Even if Mother appealed this finding, however, the record fully supports the family court’s conclusion Child was harmed and that because of the degree of abuse the home could not be made safe within a year.  Under section 20-7-490(2) (Supp. 2005), “Child abuse” occurs when the parent “inflicts or allows to be inflicted upon the child physical or mental injury or engages in acts or omissions which present a substantial risk of physical or mental injury to the child, including injuries sustained as a result of excessive corporal punishment . . . .”  The record shows Child suffered significant physical and mental abuse at the hands of Mother and Gilbert.  Even if Mother did not actively abuse Child, she allowed Gilbert to do so, and did little to prevent it.  Further, there is no indication the home could be safe enough for Child to return to it within a year.  Mother testified that she was not prepared to take custody of Child at the time of hearing.  Mother’s own witness, her therapist, testified that Mother’s demeanor remained “chaotic” and “incendiary” and that it would be unwise to place Child in Mother’s home at this time.  Thus, the record supports the family court’s finding.
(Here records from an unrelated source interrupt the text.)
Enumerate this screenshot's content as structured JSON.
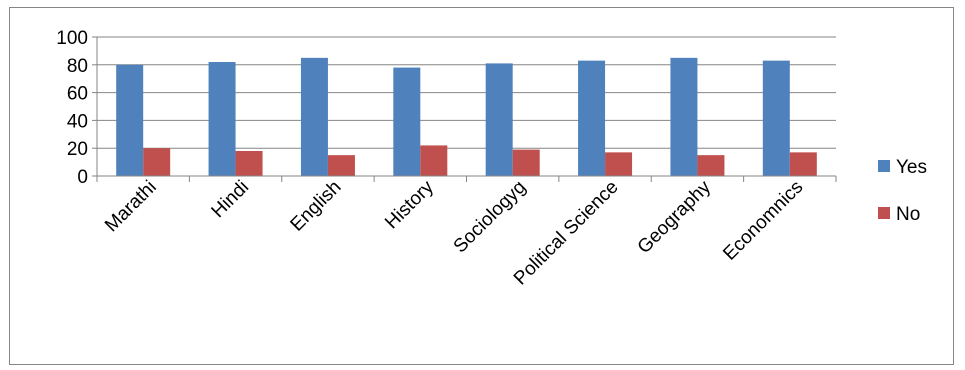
{
  "chart_data": {
    "type": "bar",
    "title": "",
    "xlabel": "",
    "ylabel": "",
    "categories": [
      "Marathi",
      "Hindi",
      "English",
      "History",
      "Sociologyg",
      "Political Science",
      "Geography",
      "Economnics"
    ],
    "series": [
      {
        "name": "Yes",
        "color": "#4f81bd",
        "values": [
          80,
          82,
          85,
          78,
          81,
          83,
          85,
          83
        ]
      },
      {
        "name": "No",
        "color": "#c0504d",
        "values": [
          20,
          18,
          15,
          22,
          19,
          17,
          15,
          17
        ]
      }
    ],
    "ylim": [
      0,
      100
    ],
    "yticks": [
      0,
      20,
      40,
      60,
      80,
      100
    ],
    "grid": true,
    "legend": "right"
  }
}
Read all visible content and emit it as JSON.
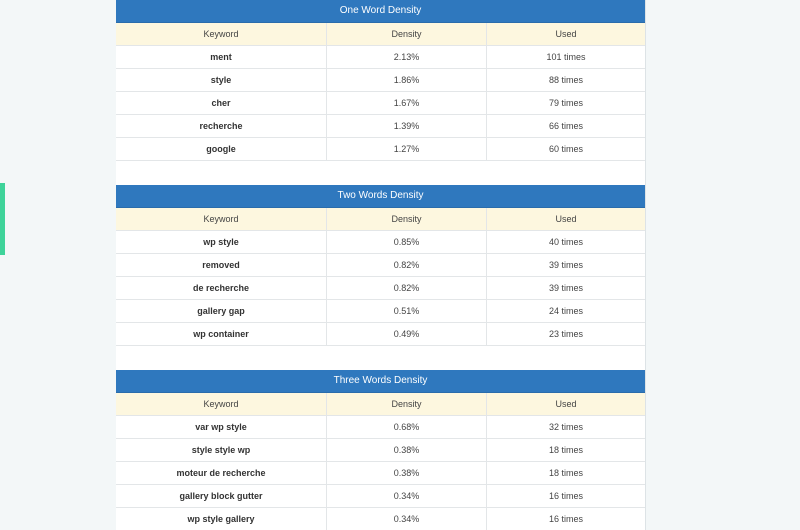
{
  "sections": [
    {
      "title": "One Word Density",
      "columns": [
        "Keyword",
        "Density",
        "Used"
      ],
      "rows": [
        [
          "ment",
          "2.13%",
          "101 times"
        ],
        [
          "style",
          "1.86%",
          "88 times"
        ],
        [
          "cher",
          "1.67%",
          "79 times"
        ],
        [
          "recherche",
          "1.39%",
          "66 times"
        ],
        [
          "google",
          "1.27%",
          "60 times"
        ]
      ]
    },
    {
      "title": "Two Words Density",
      "columns": [
        "Keyword",
        "Density",
        "Used"
      ],
      "rows": [
        [
          "wp style",
          "0.85%",
          "40 times"
        ],
        [
          "removed",
          "0.82%",
          "39 times"
        ],
        [
          "de recherche",
          "0.82%",
          "39 times"
        ],
        [
          "gallery gap",
          "0.51%",
          "24 times"
        ],
        [
          "wp container",
          "0.49%",
          "23 times"
        ]
      ]
    },
    {
      "title": "Three Words Density",
      "columns": [
        "Keyword",
        "Density",
        "Used"
      ],
      "rows": [
        [
          "var wp style",
          "0.68%",
          "32 times"
        ],
        [
          "style style wp",
          "0.38%",
          "18 times"
        ],
        [
          "moteur de recherche",
          "0.38%",
          "18 times"
        ],
        [
          "gallery block gutter",
          "0.34%",
          "16 times"
        ],
        [
          "wp style gallery",
          "0.34%",
          "16 times"
        ]
      ]
    }
  ]
}
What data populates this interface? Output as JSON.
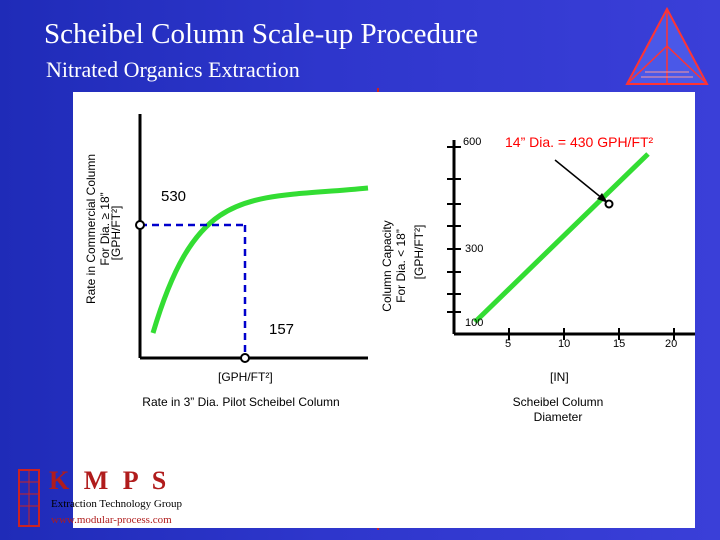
{
  "slide": {
    "title": "Scheibel Column Scale-up Procedure",
    "subtitle": "Nitrated Organics Extraction"
  },
  "left_chart": {
    "y_label_line1": "Rate in Commercial Column",
    "y_label_line2": "For Dia. ≥ 18”",
    "y_label_line3": "[GPH/FT²]",
    "x_unit": "[GPH/FT²]",
    "x_caption": "Rate in 3” Dia. Pilot Scheibel Column",
    "point_commercial": "530",
    "point_pilot": "157"
  },
  "right_chart": {
    "y_label_line1": "Column Capacity",
    "y_label_line2": "For Dia. < 18”",
    "y_label_line3": "[GPH/FT²]",
    "y_ticks": [
      "600",
      "300",
      "100"
    ],
    "x_ticks": [
      "5",
      "10",
      "15",
      "20"
    ],
    "x_unit": "[IN]",
    "x_caption": "Scheibel Column Diameter",
    "annotation": "14” Dia. = 430 GPH/FT²"
  },
  "logo": {
    "brand": "K M P S",
    "group": "Extraction Technology Group",
    "url": "www.modular-process.com"
  },
  "colors": {
    "background": "#2e36cc",
    "curve": "#33dd33",
    "dashed": "#0000cc",
    "accent": "#ff0000"
  }
}
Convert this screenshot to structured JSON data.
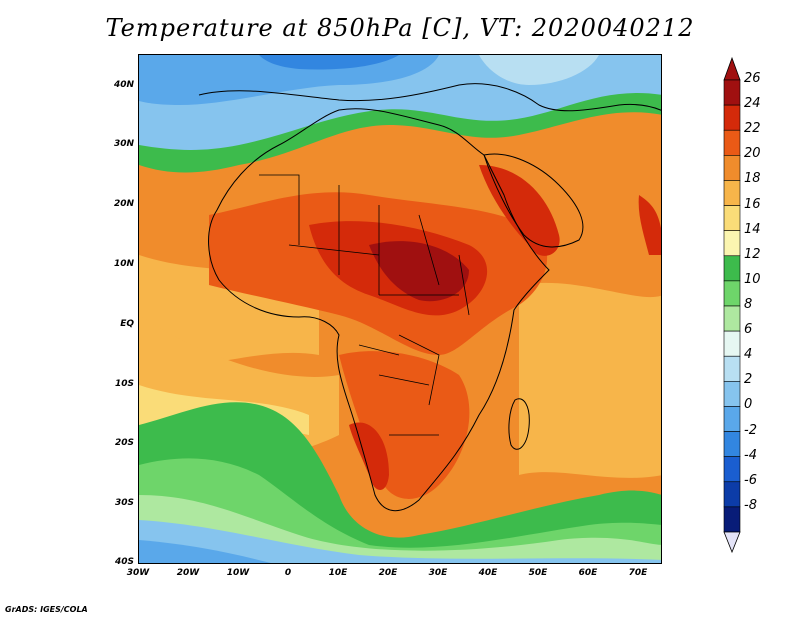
{
  "title": "Temperature at 850hPa [C], VT: 2020040212",
  "credit": "GrADS: IGES/COLA",
  "map": {
    "type": "filled-contour-map",
    "variable": "Temperature at 850hPa",
    "units": "C",
    "valid_time": "2020040212",
    "lon_range": [
      -30,
      75
    ],
    "lat_range": [
      -40,
      45
    ],
    "lat_labels": [
      "40N",
      "30N",
      "20N",
      "10N",
      "EQ",
      "10S",
      "20S",
      "30S",
      "40S"
    ],
    "lon_labels": [
      "30W",
      "20W",
      "10W",
      "0",
      "10E",
      "20E",
      "30E",
      "40E",
      "50E",
      "60E",
      "70E"
    ]
  },
  "colorbar": {
    "labels": [
      "26",
      "24",
      "22",
      "20",
      "18",
      "16",
      "14",
      "12",
      "10",
      "8",
      "6",
      "4",
      "2",
      "0",
      "-2",
      "-4",
      "-6",
      "-8"
    ],
    "colors": [
      "#a01010",
      "#d42a0a",
      "#ea5a16",
      "#f08c2c",
      "#f7b54a",
      "#fadc78",
      "#fbf5b0",
      "#3dbb4c",
      "#6ed56a",
      "#aee8a0",
      "#e6f7f2",
      "#b8dff2",
      "#86c4ee",
      "#5aa8ea",
      "#3286e0",
      "#1a5ed0",
      "#0c3ca8",
      "#081c78"
    ],
    "arrow_top_color": "#a01010",
    "arrow_bottom_color": "#e4e4f8"
  }
}
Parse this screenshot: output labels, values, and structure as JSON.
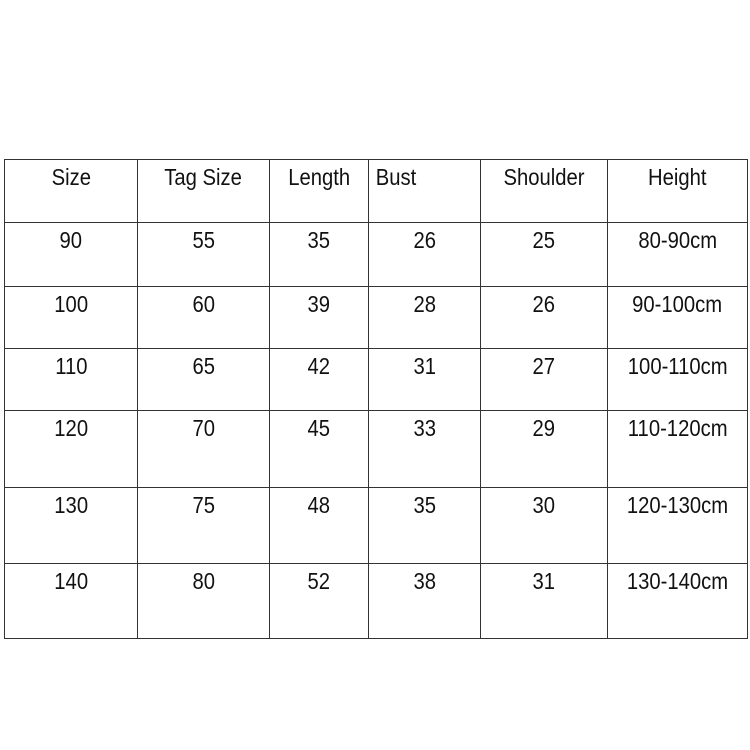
{
  "table": {
    "headers": [
      "Size",
      "Tag Size",
      "Length",
      "Bust",
      "Shoulder",
      "Height"
    ],
    "rows": [
      [
        "90",
        "55",
        "35",
        "26",
        "25",
        "80-90cm"
      ],
      [
        "100",
        "60",
        "39",
        "28",
        "26",
        "90-100cm"
      ],
      [
        "110",
        "65",
        "42",
        "31",
        "27",
        "100-110cm"
      ],
      [
        "120",
        "70",
        "45",
        "33",
        "29",
        "110-120cm"
      ],
      [
        "130",
        "75",
        "48",
        "35",
        "30",
        "120-130cm"
      ],
      [
        "140",
        "80",
        "52",
        "38",
        "31",
        "130-140cm"
      ]
    ]
  }
}
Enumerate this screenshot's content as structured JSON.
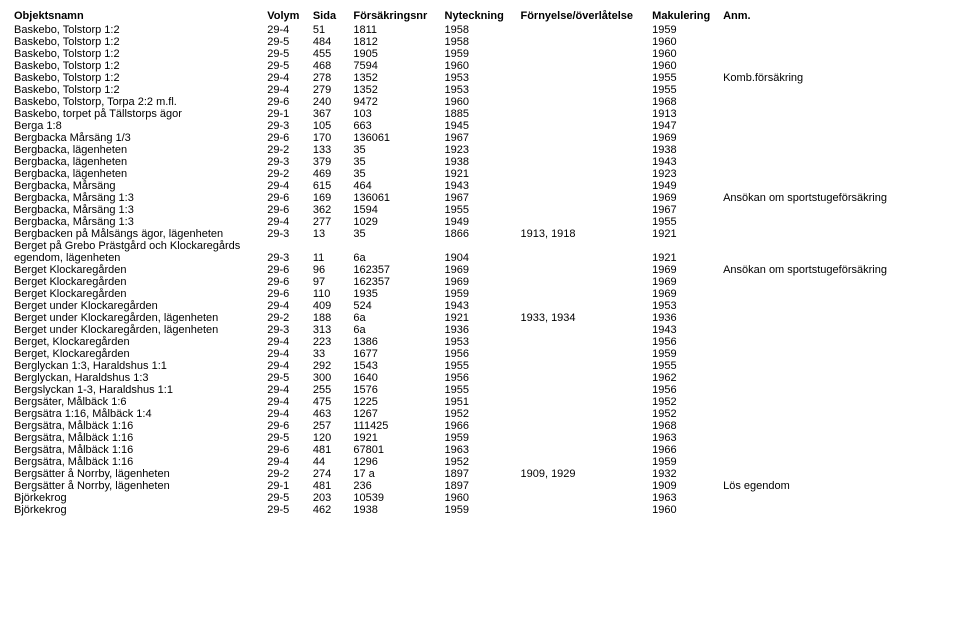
{
  "table": {
    "columns": [
      "Objektsnamn",
      "Volym",
      "Sida",
      "Försäkringsnr",
      "Nyteckning",
      "Förnyelse/överlåtelse",
      "Makulering",
      "Anm."
    ],
    "rows": [
      [
        "Baskebo, Tolstorp 1:2",
        "29-4",
        "51",
        "1811",
        "1958",
        "",
        "1959",
        ""
      ],
      [
        "Baskebo, Tolstorp 1:2",
        "29-5",
        "484",
        "1812",
        "1958",
        "",
        "1960",
        ""
      ],
      [
        "Baskebo, Tolstorp 1:2",
        "29-5",
        "455",
        "1905",
        "1959",
        "",
        "1960",
        ""
      ],
      [
        "Baskebo, Tolstorp 1:2",
        "29-5",
        "468",
        "7594",
        "1960",
        "",
        "1960",
        ""
      ],
      [
        "Baskebo, Tolstorp 1:2",
        "29-4",
        "278",
        "1352",
        "1953",
        "",
        "1955",
        "Komb.försäkring"
      ],
      [
        "Baskebo, Tolstorp 1:2",
        "29-4",
        "279",
        "1352",
        "1953",
        "",
        "1955",
        ""
      ],
      [
        "Baskebo, Tolstorp, Torpa 2:2 m.fl.",
        "29-6",
        "240",
        "9472",
        "1960",
        "",
        "1968",
        ""
      ],
      [
        "Baskebo, torpet på Tällstorps ägor",
        "29-1",
        "367",
        "103",
        "1885",
        "",
        "1913",
        ""
      ],
      [
        "Berga 1:8",
        "29-3",
        "105",
        "663",
        "1945",
        "",
        "1947",
        ""
      ],
      [
        "Bergbacka Mårsäng 1/3",
        "29-6",
        "170",
        "136061",
        "1967",
        "",
        "1969",
        ""
      ],
      [
        "Bergbacka, lägenheten",
        "29-2",
        "133",
        "35",
        "1923",
        "",
        "1938",
        ""
      ],
      [
        "Bergbacka, lägenheten",
        "29-3",
        "379",
        "35",
        "1938",
        "",
        "1943",
        ""
      ],
      [
        "Bergbacka, lägenheten",
        "29-2",
        "469",
        "35",
        "1921",
        "",
        "1923",
        ""
      ],
      [
        "Bergbacka, Mårsäng",
        "29-4",
        "615",
        "464",
        "1943",
        "",
        "1949",
        ""
      ],
      [
        "Bergbacka, Mårsäng 1:3",
        "29-6",
        "169",
        "136061",
        "1967",
        "",
        "1969",
        "Ansökan om sportstugeförsäkring"
      ],
      [
        "Bergbacka, Mårsäng 1:3",
        "29-6",
        "362",
        "1594",
        "1955",
        "",
        "1967",
        ""
      ],
      [
        "Bergbacka, Mårsäng 1:3",
        "29-4",
        "277",
        "1029",
        "1949",
        "",
        "1955",
        ""
      ],
      [
        "Bergbacken på Målsängs ägor, lägenheten",
        "29-3",
        "13",
        "35",
        "1866",
        "1913, 1918",
        "1921",
        ""
      ],
      [
        "Berget  på Grebo Prästgård och Klockaregårds",
        "",
        "",
        "",
        "",
        "",
        "",
        ""
      ],
      [
        "egendom, lägenheten",
        "29-3",
        "11",
        "6a",
        "1904",
        "",
        "1921",
        ""
      ],
      [
        "Berget Klockaregården",
        "29-6",
        "96",
        "162357",
        "1969",
        "",
        "1969",
        "Ansökan om sportstugeförsäkring"
      ],
      [
        "Berget Klockaregården",
        "29-6",
        "97",
        "162357",
        "1969",
        "",
        "1969",
        ""
      ],
      [
        "Berget Klockaregården",
        "29-6",
        "110",
        "1935",
        "1959",
        "",
        "1969",
        ""
      ],
      [
        "Berget under Klockaregården",
        "29-4",
        "409",
        "524",
        "1943",
        "",
        "1953",
        ""
      ],
      [
        "Berget under Klockaregården, lägenheten",
        "29-2",
        "188",
        "6a",
        "1921",
        "1933, 1934",
        "1936",
        ""
      ],
      [
        "Berget under Klockaregården, lägenheten",
        "29-3",
        "313",
        "6a",
        "1936",
        "",
        "1943",
        ""
      ],
      [
        "Berget, Klockaregården",
        "29-4",
        "223",
        "1386",
        "1953",
        "",
        "1956",
        ""
      ],
      [
        "Berget, Klockaregården",
        "29-4",
        "33",
        "1677",
        "1956",
        "",
        "1959",
        ""
      ],
      [
        "Berglyckan 1:3, Haraldshus 1:1",
        "29-4",
        "292",
        "1543",
        "1955",
        "",
        "1955",
        ""
      ],
      [
        "Berglyckan, Haraldshus 1:3",
        "29-5",
        "300",
        "1640",
        "1956",
        "",
        "1962",
        ""
      ],
      [
        "Bergslyckan 1-3, Haraldshus 1:1",
        "29-4",
        "255",
        "1576",
        "1955",
        "",
        "1956",
        ""
      ],
      [
        "Bergsäter, Målbäck 1:6",
        "29-4",
        "475",
        "1225",
        "1951",
        "",
        "1952",
        ""
      ],
      [
        "Bergsätra 1:16, Målbäck 1:4",
        "29-4",
        "463",
        "1267",
        "1952",
        "",
        "1952",
        ""
      ],
      [
        "Bergsätra, Målbäck 1:16",
        "29-6",
        "257",
        "111425",
        "1966",
        "",
        "1968",
        ""
      ],
      [
        "Bergsätra, Målbäck 1:16",
        "29-5",
        "120",
        "1921",
        "1959",
        "",
        "1963",
        ""
      ],
      [
        "Bergsätra, Målbäck 1:16",
        "29-6",
        "481",
        "67801",
        "1963",
        "",
        "1966",
        ""
      ],
      [
        "Bergsätra, Målbäck 1:16",
        "29-4",
        "44",
        "1296",
        "1952",
        "",
        "1959",
        ""
      ],
      [
        "Bergsätter å Norrby, lägenheten",
        "29-2",
        "274",
        "17 a",
        "1897",
        "1909, 1929",
        "1932",
        ""
      ],
      [
        "Bergsätter å Norrby, lägenheten",
        "29-1",
        "481",
        "236",
        "1897",
        "",
        "1909",
        "Lös egendom"
      ],
      [
        "Björkekrog",
        "29-5",
        "203",
        "10539",
        "1960",
        "",
        "1963",
        ""
      ],
      [
        "Björkekrog",
        "29-5",
        "462",
        "1938",
        "1959",
        "",
        "1960",
        ""
      ]
    ]
  }
}
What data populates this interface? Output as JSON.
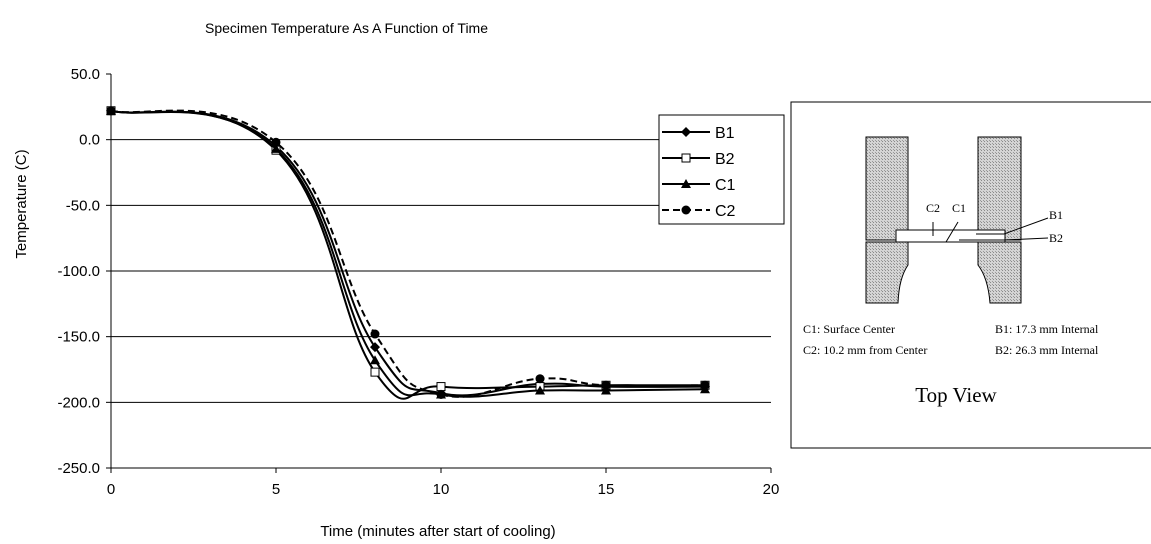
{
  "chart_data": {
    "type": "line",
    "title": "Specimen Temperature As A Function of Time",
    "xlabel": "Time (minutes after start of cooling)",
    "ylabel": "Temperature (C)",
    "xlim": [
      0,
      20
    ],
    "ylim": [
      -250,
      50
    ],
    "x_ticks": [
      0,
      5,
      10,
      15,
      20
    ],
    "y_ticks": [
      50.0,
      0.0,
      -50.0,
      -100.0,
      -150.0,
      -200.0,
      -250.0
    ],
    "y_tick_labels": [
      "50.0",
      "0.0",
      "-50.0",
      "-100.0",
      "-150.0",
      "-200.0",
      "-250.0"
    ],
    "grid": "horizontal",
    "legend_position": "top-right",
    "series": [
      {
        "name": "B1",
        "marker": "diamond",
        "line": "solid",
        "x": [
          0,
          5,
          8,
          10,
          13,
          15,
          18
        ],
        "y": [
          22,
          -5,
          -158,
          -193,
          -186,
          -188,
          -188
        ]
      },
      {
        "name": "B2",
        "marker": "square-open",
        "line": "solid",
        "x": [
          0,
          5,
          8,
          10,
          13,
          15,
          18
        ],
        "y": [
          22,
          -8,
          -177,
          -188,
          -188,
          -187,
          -187
        ]
      },
      {
        "name": "C1",
        "marker": "triangle",
        "line": "solid",
        "x": [
          0,
          5,
          8,
          10,
          13,
          15,
          18
        ],
        "y": [
          22,
          -7,
          -168,
          -194,
          -191,
          -191,
          -190
        ]
      },
      {
        "name": "C2",
        "marker": "circle",
        "line": "dashed",
        "x": [
          0,
          5,
          8,
          10,
          13,
          15,
          18
        ],
        "y": [
          22,
          -2,
          -148,
          -194,
          -182,
          -187,
          -187
        ]
      }
    ]
  },
  "diagram": {
    "label_c2": "C2",
    "label_c1": "C1",
    "label_b1": "B1",
    "label_b2": "B2",
    "legend_c1": "C1: Surface Center",
    "legend_c2": "C2: 10.2 mm from Center",
    "legend_b1": "B1: 17.3 mm Internal",
    "legend_b2": "B2: 26.3 mm Internal",
    "caption": "Top View",
    "fill_color": "#c8c8c8"
  }
}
The family court also found TPR is in the best interests of Child.  Again, Mother did not appeal this finding, so it is the law of the case.  Seegars, 367 S.C. at 628 n.3, 627 S.E.2d at 721, n.3.  Even if Mother appealed this finding, however, the record supports the family court’s conclusion that TPR is in the best interests of Child.  Child’s caseworker and guardian ad litem testified TPR would be in Child’s best interests.  They both witnessed Child’s positive transformation since Child’s placement with her foster parents in April 2003.  Additionally, Child’s foster parents wish to adopt Child.  The family court did not err in finding TPR in the best interests of Child.  Thus, the family court’s order is

AFFIRMED.[3]

HEARN, C.J., and KITTREDGE and WILLIAMS, JJ., concur.


[1]  We decide this case without oral argument pursuant to Rule 215, SCACR.

[2]  Section 20-7-1572(1) provides that the family court may terminate parental rights if TPR is in the best interests of the child and the child

has been harmed as defined in section 20-7-490, and because of the severity or repetition of the abuse or neglect, it is not reasonably likely that the home can be made safe within twelve months.  In determining the likelihood that the home can be made safe, the parent’s previous abuse or neglect of the child or another child in the home may be considered . . . .

[3]  In light of this disposition, we need not address Mother’s remaining issues.